ヴィルヘルミーネ・エルネスティーネ・フォン・デーネマルク(Wilhelmine Ernestine von Dänemark)。作者不明。1670年~1680年頃の作。キャンバスに油彩。デンマーク=ノルウェー王国の国王、フリードリッヒ3世の娘ヴィルヘルミーネ・エルネスティーネは、ゾフィー・フォン・ハノーファーの仲介により、1671年にプファルツ伯カールと結婚した。これは父カール・ルートヴィッヒの外交政策上の利益とも一致していた。しかし、夫婦は互いに嫌悪感を抱くようになり、結婚生活で子供が生まれることはなかった。その結果、プファルツ=ジンメル家の改革派はカールの死後に断絶し、プファルツ選帝侯領はデュッセルドルフのプファルツ=ノイブルクのカトリック陣営に移った。

選帝公妃エリザベス・スチュアート、ボヘミア王妃。ゲリット・ファン・ホンホルスト(Gerrot van Hornhorst)による1634年の作。レースで縁取られた黒いドレスには、真珠で装飾されている。この夫婦は13人の子供をもうけた。

フリードリッヒ5世の肖像画は、オコジョの裏地の付いた豪華なマントを羽織り、頭にはボヘミアのヴァーツラフ王冠を付けている。

イングランド王チャールズ1世。無名の画家による1637年頃の作品。キャンバスに油彩。チャールズは、スコットランド、イングランド、アイルランドの王ジェームズ1世とその妻、アン・オブ・デンマークの息子として1625年に王位を継承した。チャールズは、妹、エリザベス・ステュアートの支持者であった。この肖像画は、現在ドレスデンにあるアンソニー・ファン・ダイクによる1637年のモデルに遡る。チャールズ1世は、1632年にダイクを宮廷画家に任命している。

ライン川中流地域の画家による作品。ローゼンクランツターフェル。1486年頃の作品。もみの木にテンペラとオイル。グライムベルク(Graimberg)のコレクション。

シュヴァーベン地方もしくはライン中流地域の無名の作者による作品。1490年頃の作。木版に油彩。(中央の絵)マリアへの戴冠式が、使徒と聖人の間で執り行われている場面を描いた祭壇画。両翼には聖ウルスラと教会の教父であるグレゴールとヒエロニムス。

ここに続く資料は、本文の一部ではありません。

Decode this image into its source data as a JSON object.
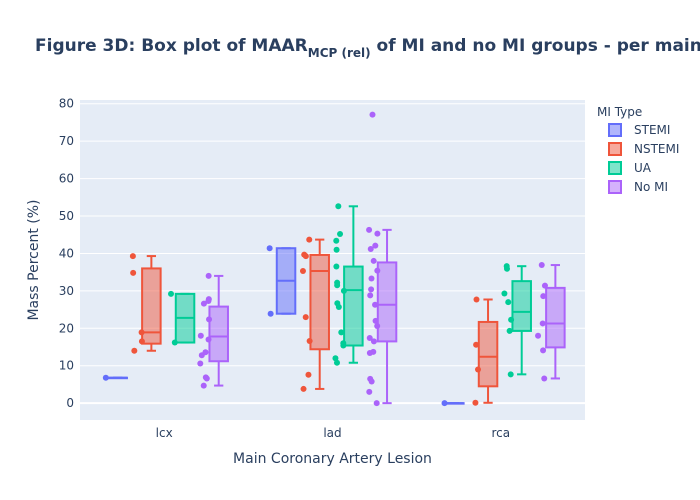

【十二使徒の祭壇】または【ヴィントシャイマー祭壇】(Windsheimer Altar)は、1509 年にティルマン リーメンシュナイダーによって作成された後期ゴシック様式の彫刻が施された祭壇である。 これはリーメンシュナイダーの最も重要な作品の 1 つであると言われている。祭壇には、12人の使徒に囲まれたキリストが描かれており、 中央部分にはキリストと 6 人の使徒があり、2 人の人物と 2 人のグループから構成されている。 両翼にはそれぞれ 3 人の使徒が浅浮き彫りで描かれており、 キリストの高さは104センチメートル、他の人物の高さは約90〜95センチメートルで表現されている。 祭壇のテーマは、キリストによる使徒の派遣です。 右翼のレリーフ中央の人物はおそらくリーメンシュナイダーの自画像を表していると思われる。この彫刻は細部まで表現されており、シナノキの独特の造形は、例えば顔、髪、手、ローブのひだや人物の豊かな表情に見られる。

シュヴァーベン地方、ウルムのミヒャエル・エルンハルト(Michael Erhard aus Ulm)の作か?リンゴをもち、王冠を冠ったマドンナ像。15世紀末の作。

無名のフランケン地方の画家の作。1518年の作。貧しい者を助けるマリアの祭壇画。

ペーター・ガルトナー(Peter Gartner)ツヴァイブリュッケン公、プルァルツ選帝侯ヴォルフガング。

ヨアキム・ギュンター(Joachim Günther)による1780年頃の作。バーデンヴュルテンベルク州の科学芸術省からの貸与。2人の司祭を描いているこの彫刻は、教区教会である聖マルティン教会の祭壇画の一部であった。ほぼモノクロで描かれたこの彫刻は、その衣服の細かな折り目が示すように、ロココから初期古典主義への変化を表している。